Perhaps there is already an existing motive for you, like in a good opera, after which you have evaluated your entire circle of friends to date. So your view of the whole circle might be that you see it as too large, too small, too strenuous, or too distracting. This motive also offers many possibilities to question.

Once you have warmed up here, you can delve deeper: What exactly does 'good' mean to you? Why? Well, the question of the model behind a rating can also lead to interesting results. Or the question of differences: What distinguishes your family from friends?

Once you have completed your research, it is time to look at the results, to understand them, and to finally review and improve. Your ideas then come into play. One of the ideas can be to first record in writing your research results and what you want to improve. This way, you can check yourself at a later date and see what has changed.

Another idea could be that you not only evaluate individual meetings with your friends, but above all record their content. What insights did this meeting lead to? What ideas did it lead to? Afterwards, the genealogy of ideas can be helpful in reflecting on your own development.

By paying more attention to your friends, your friendships can bloom anew and change fundamentally.

You can do this!


For your suppliers

We are all customers. At our baker's or at our search engine. In these relationships, we can discover a lot of potential for improvement through open questioning. We also experience that ideas on how service could be improved do not always immediately find a receptive ear.

So share your ideas, not only directly with the supplier, but also with other customers and with your friends. A small note in a suitable place can make a lot of difference.

Transform your suppliers into the best in the world.

You can do this!


For your technology

As with your circle of friends, a basic inventory can be a first step to create clarity. An inventory can help to recognise which technologies you use, what benefits they bring you, and which topics concern you in this context.
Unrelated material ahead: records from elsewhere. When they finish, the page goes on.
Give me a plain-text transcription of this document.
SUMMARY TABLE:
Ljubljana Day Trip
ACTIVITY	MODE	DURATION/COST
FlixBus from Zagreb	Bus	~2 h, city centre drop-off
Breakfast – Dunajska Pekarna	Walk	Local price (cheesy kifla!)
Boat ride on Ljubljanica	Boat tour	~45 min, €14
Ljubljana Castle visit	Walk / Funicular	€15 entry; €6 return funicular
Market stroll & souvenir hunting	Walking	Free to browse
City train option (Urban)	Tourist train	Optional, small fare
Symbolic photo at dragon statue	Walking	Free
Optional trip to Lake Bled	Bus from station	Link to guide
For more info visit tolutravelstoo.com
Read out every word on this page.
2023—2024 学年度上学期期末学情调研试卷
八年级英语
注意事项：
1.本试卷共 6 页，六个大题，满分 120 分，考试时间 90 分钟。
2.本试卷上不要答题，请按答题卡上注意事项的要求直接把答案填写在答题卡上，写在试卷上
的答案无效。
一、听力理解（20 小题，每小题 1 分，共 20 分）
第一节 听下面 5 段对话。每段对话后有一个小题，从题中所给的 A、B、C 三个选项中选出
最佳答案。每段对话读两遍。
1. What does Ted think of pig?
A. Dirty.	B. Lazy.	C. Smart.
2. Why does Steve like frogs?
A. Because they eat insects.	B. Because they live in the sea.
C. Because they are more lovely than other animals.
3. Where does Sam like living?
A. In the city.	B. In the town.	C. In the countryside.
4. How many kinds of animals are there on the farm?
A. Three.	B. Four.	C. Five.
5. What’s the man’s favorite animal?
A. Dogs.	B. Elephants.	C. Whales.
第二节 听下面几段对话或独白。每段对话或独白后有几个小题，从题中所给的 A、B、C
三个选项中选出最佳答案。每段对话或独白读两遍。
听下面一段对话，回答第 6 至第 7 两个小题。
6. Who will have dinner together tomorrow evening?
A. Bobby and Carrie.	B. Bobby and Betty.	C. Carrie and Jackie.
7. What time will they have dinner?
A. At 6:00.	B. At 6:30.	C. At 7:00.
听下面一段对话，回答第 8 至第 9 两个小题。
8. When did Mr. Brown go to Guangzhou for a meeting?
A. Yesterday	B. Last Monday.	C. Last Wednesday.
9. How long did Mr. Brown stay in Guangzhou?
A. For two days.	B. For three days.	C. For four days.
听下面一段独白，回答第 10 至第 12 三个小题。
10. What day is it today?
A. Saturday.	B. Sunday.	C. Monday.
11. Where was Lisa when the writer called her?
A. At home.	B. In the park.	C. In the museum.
We believe that in recent generations, the activity of understanding technology has become increasingly important. It goes without saying that a farmer who tended his land a few thousand years ago attached far less importance to understanding what he was doing than a contemporary knowledge worker who uses a variety of technologies.

At this point, we would like to remind you again that, in our view, technology encompasses far more than is generally subsumed under technology.

Understanding technology is thus initially a major investment, which wants to be paid with time. But if you look far ahead at this point, you can recognise that this investment pays a profitable interest and thus - in the long run - through the compound interest effect, can create a large treasure.

The first result of the inventory may be to recognise technologies as such anew.

Now our actual work can begin, i.e., to question technology - as a whole - and ourselves. You already know the procedure from the previous idea fields, so it could also be interesting here to put on different glasses, i.e., to use different filters.

What dangers arise from your current behaviour? What benefit has this or that technology brought you? Which technology could easily bring more benefit to you if you understood it better? What business models are inherent to the companies whose technology you use? What opportunities present to you when you use a new technology for a certain goal?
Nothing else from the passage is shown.